Across chrome alleys,

(brilliant though I am,)

untouched meditations of tribal villas

(jettisoned memories)

host sacred tablature

(slink in antiquated courtyards
depleted of artifacts;)

screaming obscenities

(yet civil guards tenuously remain)

—forgettable words

( ... )

which nobody recognize

(to scavenge for lost jettison)


(like 'tatterdemalion'.)

for read write poem prompt #48: ("Tatterdemalion slink across chrome alleys ...")

•      •      •      •      •

par·en·thet·i·cal • adj. of, relating to, or inserted as a parenthesis: ignore the parenthetical remarks that pockmark every page.
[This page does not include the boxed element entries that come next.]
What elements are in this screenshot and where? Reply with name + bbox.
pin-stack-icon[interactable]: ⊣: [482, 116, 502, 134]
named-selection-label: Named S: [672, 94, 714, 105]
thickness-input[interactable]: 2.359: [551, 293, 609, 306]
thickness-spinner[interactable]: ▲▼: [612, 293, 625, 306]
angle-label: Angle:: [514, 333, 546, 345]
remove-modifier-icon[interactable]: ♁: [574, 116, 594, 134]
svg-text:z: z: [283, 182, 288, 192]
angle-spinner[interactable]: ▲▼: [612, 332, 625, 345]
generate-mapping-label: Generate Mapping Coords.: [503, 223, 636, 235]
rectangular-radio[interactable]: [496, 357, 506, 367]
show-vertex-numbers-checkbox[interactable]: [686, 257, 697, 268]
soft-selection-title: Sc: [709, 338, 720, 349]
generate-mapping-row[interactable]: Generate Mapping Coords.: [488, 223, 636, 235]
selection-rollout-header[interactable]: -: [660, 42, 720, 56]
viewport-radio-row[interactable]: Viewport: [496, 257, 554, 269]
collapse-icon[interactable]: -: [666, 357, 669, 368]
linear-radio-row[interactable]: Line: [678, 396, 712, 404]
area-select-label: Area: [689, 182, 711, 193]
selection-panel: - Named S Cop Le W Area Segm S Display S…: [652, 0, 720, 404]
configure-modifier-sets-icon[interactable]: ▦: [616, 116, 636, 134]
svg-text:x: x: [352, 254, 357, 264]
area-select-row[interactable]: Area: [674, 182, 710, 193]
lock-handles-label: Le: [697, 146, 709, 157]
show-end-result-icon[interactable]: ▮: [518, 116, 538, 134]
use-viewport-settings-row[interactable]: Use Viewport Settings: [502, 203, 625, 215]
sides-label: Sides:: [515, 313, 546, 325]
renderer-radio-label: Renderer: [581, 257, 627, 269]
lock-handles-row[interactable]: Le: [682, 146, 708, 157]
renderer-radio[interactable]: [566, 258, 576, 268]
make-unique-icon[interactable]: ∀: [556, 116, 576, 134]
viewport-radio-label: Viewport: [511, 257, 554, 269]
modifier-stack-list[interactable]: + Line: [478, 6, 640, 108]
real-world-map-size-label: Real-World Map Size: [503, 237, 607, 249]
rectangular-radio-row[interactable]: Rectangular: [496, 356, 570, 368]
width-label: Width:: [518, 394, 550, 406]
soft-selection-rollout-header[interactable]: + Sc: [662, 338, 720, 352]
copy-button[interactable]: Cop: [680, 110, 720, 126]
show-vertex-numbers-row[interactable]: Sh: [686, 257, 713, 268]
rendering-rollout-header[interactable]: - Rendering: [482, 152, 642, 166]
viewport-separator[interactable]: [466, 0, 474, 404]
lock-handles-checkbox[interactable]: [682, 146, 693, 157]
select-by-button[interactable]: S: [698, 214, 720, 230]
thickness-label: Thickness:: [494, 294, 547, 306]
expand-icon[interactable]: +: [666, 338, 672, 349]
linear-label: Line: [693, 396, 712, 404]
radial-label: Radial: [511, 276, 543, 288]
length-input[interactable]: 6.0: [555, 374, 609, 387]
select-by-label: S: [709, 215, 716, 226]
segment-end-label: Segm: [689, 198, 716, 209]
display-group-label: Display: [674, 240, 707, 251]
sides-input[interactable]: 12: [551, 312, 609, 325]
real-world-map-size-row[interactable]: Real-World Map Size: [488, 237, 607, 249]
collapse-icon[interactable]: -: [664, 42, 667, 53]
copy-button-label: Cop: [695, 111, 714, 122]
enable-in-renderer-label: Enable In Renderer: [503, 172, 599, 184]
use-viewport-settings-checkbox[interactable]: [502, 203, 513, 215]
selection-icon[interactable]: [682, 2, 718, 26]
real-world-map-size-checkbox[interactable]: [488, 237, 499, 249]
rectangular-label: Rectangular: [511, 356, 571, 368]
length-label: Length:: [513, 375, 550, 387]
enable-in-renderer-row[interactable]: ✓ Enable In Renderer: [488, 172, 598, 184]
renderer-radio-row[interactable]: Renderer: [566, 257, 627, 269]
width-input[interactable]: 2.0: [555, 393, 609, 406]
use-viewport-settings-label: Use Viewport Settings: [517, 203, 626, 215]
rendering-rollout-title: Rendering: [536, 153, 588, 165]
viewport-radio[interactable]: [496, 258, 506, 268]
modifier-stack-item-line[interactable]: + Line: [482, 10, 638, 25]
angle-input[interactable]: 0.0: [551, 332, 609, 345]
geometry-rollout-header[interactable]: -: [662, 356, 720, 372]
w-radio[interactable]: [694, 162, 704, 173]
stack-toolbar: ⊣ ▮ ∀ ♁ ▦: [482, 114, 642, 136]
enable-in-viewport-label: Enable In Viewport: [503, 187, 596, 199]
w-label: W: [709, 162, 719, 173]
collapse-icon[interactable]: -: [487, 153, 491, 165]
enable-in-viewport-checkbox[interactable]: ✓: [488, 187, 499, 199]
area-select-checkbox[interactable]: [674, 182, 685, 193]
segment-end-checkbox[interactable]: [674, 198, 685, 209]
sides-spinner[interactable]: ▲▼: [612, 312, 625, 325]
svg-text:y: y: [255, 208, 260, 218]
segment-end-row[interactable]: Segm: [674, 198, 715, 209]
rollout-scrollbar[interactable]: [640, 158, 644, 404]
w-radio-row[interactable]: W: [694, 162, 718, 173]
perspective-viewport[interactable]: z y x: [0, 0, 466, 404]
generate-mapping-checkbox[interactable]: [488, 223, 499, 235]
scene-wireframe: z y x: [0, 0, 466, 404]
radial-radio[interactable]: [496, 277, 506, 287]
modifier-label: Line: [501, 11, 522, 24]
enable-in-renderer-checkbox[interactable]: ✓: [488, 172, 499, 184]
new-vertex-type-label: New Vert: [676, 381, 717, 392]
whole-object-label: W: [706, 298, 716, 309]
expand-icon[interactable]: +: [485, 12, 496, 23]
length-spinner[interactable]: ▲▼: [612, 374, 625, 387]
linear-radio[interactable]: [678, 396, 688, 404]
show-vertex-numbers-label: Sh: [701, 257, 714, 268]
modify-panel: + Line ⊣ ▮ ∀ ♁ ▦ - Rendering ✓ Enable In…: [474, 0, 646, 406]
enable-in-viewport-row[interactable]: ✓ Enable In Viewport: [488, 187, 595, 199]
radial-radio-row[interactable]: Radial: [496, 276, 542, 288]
The Oxford Pocket Dictionary of Current English (2008)

The above form is what I call a parenthetical poem. A parenthetical poem can be read in three ways: as a whole, with the parenthetical "remarks" acting like a witty (or annoying) line-by-line rejoinder (the background breath); with the remarks removed; or by reading only the remarks.

The idea of the parenthetical derives from the double exposure, the form invented by Greg Williamson.

The poem above was made by taking the words from original poem in the above prompt

tatterdemalion slink across chrome alleys
villas deplete memories of sacred tablature
antiquated courtyards host tribal artifacts
which nobody recognizes nowadays remain
untouched yet civil guards scream obscenities
lost meditation resurfaces I brilliant though
forgettable words tenuously scavenge jettison

and remaking it as a parenthetical poem. (All the words from original poem are used with a couple of grammatical inflections imployed.)